XRD Pattern Simulation
Simulate powder X-ray diffraction patterns for phase identification and characterization.
XRD Pattern Simulation
MatCraft computes simulated powder X-ray diffraction (XRD) patterns from crystal structure data. These patterns are essential for comparing theoretical predictions with experimental measurements for phase identification.
How It Works
The simulation uses the kinematic diffraction theory to calculate peak positions and intensities:
- Structure factors are computed from atomic positions, site occupancies, and atomic scattering factors
- Peak positions are determined by Bragg's law: 2dsin(theta) = nlambda
- Peak intensities account for the Lorentz-polarization factor, multiplicity, and Debye-Waller thermal factors
- Peak profiles use a pseudo-Voigt function with configurable broadening
Viewing XRD Patterns
Open any material's detail page and select the XRD tab. The simulated pattern displays with:
- X-axis: 2-theta angle (degrees), default range 10-90 degrees
- Y-axis: Relative intensity (normalized to 100 for the strongest peak)
- Peak labels: Miller indices (hkl) shown above significant peaks
Configuration
- Radiation source: Cu K-alpha (1.5406 A, default), Mo K-alpha (0.7107 A), Co K-alpha (1.7890 A)

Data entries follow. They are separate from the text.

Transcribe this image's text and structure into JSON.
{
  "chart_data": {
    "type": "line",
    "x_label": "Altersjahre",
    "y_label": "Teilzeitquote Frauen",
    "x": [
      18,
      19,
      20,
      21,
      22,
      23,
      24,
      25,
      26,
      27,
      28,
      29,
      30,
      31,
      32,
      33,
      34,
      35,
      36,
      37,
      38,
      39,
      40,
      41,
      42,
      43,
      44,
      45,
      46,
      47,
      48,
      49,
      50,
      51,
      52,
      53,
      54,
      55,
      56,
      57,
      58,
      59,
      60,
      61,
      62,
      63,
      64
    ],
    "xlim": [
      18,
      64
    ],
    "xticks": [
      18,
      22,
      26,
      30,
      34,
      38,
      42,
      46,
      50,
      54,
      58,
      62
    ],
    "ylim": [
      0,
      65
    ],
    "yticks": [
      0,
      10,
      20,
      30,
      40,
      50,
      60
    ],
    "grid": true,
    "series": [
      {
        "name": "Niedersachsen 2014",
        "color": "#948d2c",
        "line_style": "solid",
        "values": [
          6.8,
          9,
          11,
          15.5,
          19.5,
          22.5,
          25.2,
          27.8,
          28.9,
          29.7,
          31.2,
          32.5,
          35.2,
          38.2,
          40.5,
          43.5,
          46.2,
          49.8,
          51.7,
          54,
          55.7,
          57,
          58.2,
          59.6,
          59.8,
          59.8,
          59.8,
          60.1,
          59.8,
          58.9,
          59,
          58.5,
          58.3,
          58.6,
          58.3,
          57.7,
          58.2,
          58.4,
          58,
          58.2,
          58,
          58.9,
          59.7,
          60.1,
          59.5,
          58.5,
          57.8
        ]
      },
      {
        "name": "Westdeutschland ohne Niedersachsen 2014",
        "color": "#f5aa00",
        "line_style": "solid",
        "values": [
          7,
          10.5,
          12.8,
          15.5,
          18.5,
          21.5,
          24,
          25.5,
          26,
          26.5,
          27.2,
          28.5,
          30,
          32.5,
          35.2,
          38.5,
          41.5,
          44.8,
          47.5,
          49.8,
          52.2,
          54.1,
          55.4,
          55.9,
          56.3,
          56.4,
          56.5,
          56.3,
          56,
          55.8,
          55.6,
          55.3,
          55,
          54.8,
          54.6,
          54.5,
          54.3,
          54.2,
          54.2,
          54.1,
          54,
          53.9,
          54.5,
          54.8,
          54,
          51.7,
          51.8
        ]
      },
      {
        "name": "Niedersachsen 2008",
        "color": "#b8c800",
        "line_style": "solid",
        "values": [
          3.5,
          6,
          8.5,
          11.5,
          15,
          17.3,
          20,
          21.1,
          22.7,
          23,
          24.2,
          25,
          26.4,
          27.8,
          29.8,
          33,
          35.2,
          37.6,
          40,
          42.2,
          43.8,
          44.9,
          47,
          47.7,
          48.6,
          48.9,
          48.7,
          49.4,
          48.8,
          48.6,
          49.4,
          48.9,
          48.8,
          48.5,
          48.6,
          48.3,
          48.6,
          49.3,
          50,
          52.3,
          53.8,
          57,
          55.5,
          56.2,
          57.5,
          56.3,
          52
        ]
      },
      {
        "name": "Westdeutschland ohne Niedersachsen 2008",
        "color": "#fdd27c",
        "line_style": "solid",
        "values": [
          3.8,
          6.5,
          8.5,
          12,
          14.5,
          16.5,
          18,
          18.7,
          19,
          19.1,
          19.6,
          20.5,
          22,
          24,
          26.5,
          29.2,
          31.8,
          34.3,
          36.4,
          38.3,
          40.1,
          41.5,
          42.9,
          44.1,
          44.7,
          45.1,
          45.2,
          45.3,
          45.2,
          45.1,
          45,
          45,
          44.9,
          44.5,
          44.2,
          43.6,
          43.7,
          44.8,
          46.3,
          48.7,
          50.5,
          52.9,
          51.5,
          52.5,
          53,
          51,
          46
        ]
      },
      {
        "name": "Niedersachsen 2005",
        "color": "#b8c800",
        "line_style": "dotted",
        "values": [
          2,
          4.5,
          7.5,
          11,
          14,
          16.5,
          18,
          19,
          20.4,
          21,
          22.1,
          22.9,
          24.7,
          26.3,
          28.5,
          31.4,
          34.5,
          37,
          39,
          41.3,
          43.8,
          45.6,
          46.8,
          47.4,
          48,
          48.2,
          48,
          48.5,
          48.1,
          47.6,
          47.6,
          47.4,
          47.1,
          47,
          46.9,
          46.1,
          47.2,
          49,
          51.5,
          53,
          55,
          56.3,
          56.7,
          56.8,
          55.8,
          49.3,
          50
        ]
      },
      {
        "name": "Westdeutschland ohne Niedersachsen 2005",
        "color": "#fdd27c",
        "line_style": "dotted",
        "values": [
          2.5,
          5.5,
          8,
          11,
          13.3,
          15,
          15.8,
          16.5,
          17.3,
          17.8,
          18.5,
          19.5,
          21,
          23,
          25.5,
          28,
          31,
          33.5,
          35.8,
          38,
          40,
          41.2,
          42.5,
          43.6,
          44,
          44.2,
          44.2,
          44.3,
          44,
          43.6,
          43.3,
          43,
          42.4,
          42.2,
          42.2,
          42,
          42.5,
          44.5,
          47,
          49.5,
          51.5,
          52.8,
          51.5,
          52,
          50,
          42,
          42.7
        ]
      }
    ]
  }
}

- 2-theta range: Adjustable from 5 to 180 degrees
- Peak width: Gaussian broadening parameter (FWHM) in degrees
Comparing with Experiment
Download the simulated pattern data and overlay it with your experimental XRD data to:
- Confirm phase identity of synthesized materials
- Identify impurity phases in multi-phase samples
- Check for preferred orientation effects
- Detect peak shifts from lattice strain or compositional variation
Export Options
- PNG/SVG: Publication-quality plot images
- CSV: Two-theta and intensity columns for external plotting
- JSON: Full diffraction data including peak positions, intensities, and Miller indices
- Jupyter notebook: Matplotlib code to reproduce and customize the plot
API Access
curl "https://api.matcraft.ai/api/v1/electronic/xrd/mp-149?radiation=CuKa&two_theta_range=10,90"Returns arrays of two-theta values, intensities, and annotated peak positions with Miller indices.
Limitations
Simulated patterns assume a perfect crystal with no preferred orientation, strain, or amorphous background. Real experimental patterns will show additional broadening and background contributions not captured by the simulation.